避妊手術を行うことには、利点と欠点があります。
しかし、子犬・子猫を産ませようと考えていないのであれば、欠点の発生頻度より利点のほうがはるかに大きいと考えます。
今回は、利点と欠点それぞれを細かく挙げてみます。
犬・猫にとっての利点
- 犬では将来、乳腺腫瘍や乳腺ガンになる確率が低くなります。その確率は初回の発情が訪れる前に手術した場合が最も低く、2回目の発情がおとずれる前に手術した場合がその次に低くなります。猫でも、乳腺腫瘍が予防できる確率が高いと言われています。
- 犬も猫も将来的に卵巣や子宮の病気にかかることがありません。
- 犬にみられる、偽妊娠を起こすことがなくなります。偽妊娠の兆候が強い犬は、乳腺が腫れて、乳腺炎を起こしたり食欲が極端に無くなったりします。
飼い主様にとっての利点
- 犬の発情期間はやや長く、性格が神経質になったり膣からの出血があったりしますが、そのための世話をする必要がなくなります。猫の発情期は2-8月ですが、その間に発する独特の大きな鳴き声が聞かれなくなります。
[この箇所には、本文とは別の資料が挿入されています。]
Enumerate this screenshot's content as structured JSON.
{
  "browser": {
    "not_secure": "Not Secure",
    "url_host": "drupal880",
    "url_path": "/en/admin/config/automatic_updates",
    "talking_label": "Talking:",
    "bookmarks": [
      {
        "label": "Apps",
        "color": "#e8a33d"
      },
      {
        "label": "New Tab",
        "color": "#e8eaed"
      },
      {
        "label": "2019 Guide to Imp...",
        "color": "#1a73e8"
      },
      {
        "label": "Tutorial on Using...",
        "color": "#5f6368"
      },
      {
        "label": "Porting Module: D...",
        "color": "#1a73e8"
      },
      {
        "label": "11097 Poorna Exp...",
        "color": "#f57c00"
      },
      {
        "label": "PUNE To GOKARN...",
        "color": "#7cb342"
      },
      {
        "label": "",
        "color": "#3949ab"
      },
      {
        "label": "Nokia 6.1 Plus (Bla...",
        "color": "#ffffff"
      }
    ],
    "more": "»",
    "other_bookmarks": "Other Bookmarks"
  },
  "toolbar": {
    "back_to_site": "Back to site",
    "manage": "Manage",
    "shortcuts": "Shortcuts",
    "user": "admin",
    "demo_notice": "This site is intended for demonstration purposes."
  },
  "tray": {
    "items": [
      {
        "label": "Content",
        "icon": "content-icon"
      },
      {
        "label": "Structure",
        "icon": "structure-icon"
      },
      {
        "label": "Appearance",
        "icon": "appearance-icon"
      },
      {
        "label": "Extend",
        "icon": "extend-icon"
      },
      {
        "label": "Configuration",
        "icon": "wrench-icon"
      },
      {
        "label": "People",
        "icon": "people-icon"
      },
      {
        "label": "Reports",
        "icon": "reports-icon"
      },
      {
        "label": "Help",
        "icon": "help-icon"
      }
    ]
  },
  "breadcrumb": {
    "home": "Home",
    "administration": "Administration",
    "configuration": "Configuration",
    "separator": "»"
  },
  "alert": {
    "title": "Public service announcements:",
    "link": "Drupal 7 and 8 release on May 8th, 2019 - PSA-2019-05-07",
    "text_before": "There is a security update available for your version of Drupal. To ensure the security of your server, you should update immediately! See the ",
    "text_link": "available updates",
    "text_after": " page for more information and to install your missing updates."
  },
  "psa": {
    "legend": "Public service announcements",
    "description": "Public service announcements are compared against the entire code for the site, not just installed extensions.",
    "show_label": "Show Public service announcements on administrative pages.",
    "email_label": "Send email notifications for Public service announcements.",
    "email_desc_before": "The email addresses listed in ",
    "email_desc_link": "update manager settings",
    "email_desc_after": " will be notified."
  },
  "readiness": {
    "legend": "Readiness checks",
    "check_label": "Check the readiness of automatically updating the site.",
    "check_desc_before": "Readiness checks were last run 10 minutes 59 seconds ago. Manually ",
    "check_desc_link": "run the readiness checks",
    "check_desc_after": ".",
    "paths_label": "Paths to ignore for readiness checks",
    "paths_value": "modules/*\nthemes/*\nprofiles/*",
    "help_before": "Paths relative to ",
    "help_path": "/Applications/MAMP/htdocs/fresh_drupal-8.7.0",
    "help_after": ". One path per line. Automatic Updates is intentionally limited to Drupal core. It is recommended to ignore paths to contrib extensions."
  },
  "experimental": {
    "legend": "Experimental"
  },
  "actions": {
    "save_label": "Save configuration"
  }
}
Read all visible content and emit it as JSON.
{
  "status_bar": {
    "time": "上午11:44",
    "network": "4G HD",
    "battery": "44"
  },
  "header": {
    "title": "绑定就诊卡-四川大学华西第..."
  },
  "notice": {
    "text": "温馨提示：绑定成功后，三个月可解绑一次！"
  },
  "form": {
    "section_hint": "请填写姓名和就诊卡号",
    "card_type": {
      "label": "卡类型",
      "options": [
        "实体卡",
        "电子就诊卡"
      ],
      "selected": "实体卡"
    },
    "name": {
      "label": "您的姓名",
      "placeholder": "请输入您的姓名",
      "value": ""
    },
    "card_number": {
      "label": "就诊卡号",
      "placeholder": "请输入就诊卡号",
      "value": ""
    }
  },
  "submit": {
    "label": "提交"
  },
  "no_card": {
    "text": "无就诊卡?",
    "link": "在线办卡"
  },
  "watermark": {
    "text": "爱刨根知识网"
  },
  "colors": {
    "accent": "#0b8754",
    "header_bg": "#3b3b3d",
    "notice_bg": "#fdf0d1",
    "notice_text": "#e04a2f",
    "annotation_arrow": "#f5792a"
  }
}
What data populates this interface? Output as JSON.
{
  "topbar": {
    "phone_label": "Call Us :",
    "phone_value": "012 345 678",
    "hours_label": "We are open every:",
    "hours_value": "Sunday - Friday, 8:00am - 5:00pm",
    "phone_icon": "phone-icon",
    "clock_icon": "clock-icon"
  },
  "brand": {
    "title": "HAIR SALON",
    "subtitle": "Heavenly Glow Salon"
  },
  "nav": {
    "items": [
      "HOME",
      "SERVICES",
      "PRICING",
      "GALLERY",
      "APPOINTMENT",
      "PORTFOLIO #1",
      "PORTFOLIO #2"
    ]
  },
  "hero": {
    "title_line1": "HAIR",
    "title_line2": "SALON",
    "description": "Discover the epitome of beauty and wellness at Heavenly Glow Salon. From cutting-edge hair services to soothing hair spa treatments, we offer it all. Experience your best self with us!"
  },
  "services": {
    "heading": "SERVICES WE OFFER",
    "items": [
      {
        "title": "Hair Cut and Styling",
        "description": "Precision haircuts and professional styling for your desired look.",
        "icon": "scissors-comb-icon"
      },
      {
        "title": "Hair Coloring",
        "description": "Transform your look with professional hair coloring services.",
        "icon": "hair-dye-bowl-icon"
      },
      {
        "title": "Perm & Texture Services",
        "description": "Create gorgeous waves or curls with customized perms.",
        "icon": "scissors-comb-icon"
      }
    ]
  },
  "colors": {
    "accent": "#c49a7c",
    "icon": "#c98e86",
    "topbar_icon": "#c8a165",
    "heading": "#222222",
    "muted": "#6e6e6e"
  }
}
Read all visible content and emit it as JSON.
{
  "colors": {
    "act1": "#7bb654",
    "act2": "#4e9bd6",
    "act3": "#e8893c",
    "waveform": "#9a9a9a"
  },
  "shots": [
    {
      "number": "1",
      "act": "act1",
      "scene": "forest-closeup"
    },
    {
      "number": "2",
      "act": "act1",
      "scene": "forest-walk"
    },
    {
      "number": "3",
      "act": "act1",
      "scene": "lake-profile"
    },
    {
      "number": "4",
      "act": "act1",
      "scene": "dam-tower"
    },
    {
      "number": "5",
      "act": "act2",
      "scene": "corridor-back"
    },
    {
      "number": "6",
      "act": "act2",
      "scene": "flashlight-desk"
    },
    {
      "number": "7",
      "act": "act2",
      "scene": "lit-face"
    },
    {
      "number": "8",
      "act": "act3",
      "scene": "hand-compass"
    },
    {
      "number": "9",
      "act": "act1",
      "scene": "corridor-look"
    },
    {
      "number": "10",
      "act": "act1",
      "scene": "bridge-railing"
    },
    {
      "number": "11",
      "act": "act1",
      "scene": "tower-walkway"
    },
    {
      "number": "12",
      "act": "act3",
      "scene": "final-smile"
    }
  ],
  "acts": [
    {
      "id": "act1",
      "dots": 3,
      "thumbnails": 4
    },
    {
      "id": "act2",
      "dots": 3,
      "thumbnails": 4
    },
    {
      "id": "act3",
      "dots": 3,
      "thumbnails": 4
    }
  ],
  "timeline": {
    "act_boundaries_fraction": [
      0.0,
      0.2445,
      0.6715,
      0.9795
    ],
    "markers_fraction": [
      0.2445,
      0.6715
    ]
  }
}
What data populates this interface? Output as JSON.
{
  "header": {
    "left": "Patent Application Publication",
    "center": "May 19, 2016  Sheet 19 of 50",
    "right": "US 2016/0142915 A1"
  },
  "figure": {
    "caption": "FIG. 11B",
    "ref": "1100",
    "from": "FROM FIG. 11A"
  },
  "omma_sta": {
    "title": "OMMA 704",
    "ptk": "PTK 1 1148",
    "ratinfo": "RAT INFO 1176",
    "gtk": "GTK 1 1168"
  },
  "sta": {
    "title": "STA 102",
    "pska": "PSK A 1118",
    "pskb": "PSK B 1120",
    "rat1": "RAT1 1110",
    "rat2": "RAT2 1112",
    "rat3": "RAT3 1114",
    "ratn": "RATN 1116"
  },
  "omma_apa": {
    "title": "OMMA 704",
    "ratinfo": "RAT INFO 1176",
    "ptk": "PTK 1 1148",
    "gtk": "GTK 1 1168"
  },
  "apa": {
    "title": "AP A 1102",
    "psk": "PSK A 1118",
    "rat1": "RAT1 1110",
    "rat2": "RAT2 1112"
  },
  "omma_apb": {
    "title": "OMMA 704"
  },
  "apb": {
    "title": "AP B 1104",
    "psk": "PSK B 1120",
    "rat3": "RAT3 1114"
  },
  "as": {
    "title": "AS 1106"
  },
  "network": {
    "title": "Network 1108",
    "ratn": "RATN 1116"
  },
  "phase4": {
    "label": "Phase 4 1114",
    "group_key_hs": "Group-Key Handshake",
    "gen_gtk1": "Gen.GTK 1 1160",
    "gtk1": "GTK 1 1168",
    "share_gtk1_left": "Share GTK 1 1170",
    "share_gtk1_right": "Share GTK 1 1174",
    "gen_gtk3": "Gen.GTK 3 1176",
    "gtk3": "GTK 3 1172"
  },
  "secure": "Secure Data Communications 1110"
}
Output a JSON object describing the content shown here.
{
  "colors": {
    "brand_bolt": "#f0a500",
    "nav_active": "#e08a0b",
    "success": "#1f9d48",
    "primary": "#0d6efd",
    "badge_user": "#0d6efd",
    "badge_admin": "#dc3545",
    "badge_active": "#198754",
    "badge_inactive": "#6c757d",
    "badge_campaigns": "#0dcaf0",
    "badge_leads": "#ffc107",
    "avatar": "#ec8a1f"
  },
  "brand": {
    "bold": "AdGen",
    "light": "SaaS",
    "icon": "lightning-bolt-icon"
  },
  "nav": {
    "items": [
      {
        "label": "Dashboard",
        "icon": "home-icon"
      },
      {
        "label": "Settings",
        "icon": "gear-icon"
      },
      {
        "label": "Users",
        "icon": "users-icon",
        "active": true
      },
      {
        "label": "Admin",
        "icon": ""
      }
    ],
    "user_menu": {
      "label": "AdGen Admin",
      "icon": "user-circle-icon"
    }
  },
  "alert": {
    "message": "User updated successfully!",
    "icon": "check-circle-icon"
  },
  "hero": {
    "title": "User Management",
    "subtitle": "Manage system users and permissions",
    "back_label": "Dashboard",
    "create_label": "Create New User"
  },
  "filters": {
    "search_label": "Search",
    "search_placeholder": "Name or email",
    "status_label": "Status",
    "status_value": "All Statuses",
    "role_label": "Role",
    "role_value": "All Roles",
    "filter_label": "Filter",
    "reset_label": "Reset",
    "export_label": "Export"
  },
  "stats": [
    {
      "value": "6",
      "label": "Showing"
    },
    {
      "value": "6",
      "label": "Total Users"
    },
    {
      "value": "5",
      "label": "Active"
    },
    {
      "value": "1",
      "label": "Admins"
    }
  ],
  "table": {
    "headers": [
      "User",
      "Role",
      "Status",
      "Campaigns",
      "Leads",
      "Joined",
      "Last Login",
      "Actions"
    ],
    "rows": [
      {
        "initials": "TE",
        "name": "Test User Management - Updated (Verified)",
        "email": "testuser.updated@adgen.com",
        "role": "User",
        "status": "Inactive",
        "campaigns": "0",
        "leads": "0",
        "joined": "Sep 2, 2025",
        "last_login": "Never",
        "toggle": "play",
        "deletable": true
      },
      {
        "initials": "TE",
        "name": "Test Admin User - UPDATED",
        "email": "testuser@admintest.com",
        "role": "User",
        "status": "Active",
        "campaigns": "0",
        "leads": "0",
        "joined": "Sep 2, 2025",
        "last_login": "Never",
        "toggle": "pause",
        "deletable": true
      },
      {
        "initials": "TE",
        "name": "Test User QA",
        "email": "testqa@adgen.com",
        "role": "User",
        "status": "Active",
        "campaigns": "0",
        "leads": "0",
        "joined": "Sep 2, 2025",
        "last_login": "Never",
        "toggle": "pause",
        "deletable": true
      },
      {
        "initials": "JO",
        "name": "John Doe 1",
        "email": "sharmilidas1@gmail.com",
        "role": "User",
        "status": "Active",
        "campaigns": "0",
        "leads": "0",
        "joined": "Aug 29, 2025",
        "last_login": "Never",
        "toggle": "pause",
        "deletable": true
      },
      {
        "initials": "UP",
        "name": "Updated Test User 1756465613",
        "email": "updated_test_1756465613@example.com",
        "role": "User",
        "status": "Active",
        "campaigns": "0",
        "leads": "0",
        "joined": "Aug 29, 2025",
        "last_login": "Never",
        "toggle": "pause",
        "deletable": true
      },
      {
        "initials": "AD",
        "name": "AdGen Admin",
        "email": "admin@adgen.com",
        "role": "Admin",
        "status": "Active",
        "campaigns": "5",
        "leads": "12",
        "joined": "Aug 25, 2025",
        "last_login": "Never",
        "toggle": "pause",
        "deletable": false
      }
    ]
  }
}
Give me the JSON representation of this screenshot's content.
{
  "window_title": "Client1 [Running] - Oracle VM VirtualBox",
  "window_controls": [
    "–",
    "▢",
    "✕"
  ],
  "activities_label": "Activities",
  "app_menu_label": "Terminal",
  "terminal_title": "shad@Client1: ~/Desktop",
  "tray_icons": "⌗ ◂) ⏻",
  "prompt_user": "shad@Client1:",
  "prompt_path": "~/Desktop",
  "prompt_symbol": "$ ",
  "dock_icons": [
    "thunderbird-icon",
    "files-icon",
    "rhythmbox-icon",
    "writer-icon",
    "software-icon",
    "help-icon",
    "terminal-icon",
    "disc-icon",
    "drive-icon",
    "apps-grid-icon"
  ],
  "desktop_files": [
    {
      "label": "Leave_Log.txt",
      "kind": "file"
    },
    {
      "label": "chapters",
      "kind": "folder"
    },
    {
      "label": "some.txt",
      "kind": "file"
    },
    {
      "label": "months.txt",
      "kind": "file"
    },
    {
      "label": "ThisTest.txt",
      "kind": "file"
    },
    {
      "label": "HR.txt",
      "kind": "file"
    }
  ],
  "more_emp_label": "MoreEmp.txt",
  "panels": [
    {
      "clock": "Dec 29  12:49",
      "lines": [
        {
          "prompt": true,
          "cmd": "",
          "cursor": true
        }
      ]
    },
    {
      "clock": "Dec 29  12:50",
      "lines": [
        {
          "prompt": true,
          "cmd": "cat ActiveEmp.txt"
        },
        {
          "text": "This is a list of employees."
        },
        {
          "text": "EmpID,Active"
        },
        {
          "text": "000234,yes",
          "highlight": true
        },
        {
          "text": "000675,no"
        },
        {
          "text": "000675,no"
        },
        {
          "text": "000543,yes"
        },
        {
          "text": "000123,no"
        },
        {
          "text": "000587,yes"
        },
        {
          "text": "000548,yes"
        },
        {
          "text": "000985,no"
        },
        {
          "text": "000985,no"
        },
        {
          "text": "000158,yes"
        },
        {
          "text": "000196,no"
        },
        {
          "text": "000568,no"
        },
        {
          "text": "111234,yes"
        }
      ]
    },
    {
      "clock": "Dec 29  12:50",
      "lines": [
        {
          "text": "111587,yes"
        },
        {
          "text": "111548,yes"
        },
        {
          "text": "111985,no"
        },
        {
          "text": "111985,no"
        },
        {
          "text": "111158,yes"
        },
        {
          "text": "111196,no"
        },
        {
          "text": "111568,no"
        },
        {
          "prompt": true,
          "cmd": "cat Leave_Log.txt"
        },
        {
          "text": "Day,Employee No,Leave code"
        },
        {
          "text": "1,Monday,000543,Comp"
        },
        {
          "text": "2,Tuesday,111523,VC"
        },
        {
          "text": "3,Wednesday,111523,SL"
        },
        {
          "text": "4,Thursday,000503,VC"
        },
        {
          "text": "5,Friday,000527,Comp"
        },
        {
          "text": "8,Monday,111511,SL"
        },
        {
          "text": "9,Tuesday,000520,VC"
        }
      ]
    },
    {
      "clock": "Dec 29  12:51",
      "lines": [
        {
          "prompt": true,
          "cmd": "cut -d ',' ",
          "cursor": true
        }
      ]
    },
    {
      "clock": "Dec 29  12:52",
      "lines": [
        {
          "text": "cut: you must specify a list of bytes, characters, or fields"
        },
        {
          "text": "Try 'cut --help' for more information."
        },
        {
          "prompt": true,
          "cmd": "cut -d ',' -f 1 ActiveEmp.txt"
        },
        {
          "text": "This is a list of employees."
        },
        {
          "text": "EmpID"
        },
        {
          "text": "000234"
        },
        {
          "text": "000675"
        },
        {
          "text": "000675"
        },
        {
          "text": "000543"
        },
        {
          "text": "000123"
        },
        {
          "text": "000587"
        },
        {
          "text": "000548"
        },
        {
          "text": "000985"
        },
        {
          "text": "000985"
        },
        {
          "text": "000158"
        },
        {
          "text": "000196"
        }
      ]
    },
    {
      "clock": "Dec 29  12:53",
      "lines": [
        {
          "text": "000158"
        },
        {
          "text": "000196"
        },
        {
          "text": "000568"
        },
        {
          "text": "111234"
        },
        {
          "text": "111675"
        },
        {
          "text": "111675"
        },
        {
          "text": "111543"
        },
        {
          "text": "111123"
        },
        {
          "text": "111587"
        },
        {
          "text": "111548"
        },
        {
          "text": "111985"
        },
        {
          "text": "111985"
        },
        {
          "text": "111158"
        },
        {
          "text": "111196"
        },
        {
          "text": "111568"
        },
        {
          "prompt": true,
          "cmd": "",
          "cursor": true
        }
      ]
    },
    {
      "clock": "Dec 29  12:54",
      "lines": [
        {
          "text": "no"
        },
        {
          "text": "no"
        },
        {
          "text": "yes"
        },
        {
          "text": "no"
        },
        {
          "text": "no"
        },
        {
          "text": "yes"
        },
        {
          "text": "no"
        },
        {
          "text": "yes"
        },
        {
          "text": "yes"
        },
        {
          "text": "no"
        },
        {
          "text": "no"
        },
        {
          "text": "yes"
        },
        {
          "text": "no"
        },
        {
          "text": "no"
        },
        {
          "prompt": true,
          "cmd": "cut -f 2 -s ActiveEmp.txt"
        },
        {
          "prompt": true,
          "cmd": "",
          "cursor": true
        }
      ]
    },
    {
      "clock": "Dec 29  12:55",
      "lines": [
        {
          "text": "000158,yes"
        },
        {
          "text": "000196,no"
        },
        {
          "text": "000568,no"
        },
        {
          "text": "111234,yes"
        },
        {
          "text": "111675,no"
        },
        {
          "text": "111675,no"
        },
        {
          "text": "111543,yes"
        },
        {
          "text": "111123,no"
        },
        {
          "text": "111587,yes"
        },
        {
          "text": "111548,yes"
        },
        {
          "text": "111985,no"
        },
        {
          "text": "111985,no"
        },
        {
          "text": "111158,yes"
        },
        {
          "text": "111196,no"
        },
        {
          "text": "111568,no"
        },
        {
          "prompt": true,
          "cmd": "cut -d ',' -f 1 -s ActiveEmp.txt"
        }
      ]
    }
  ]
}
- すべての犬猫にあてはまるわけではありませんが、性格が穏やかになることがあります。
犬猫にとっての欠点
- 避妊手術を行うことで、代謝率が下がり太りやすくなります。しかし、肥満の原因はさまざまですので、避妊手術が原因とは限りません。
- 品種や種の保存ができなくなります
- 避妊手術のための麻酔が必要なため、麻酔のリスクを背負う必要があります。(麻酔のリスクを最小限にするために、当院では術前検査を実施しています)。
飼い主様にとっての欠点
極めてまれな事象ですが、避妊手術を行うことで性格がきつくなる場合があります。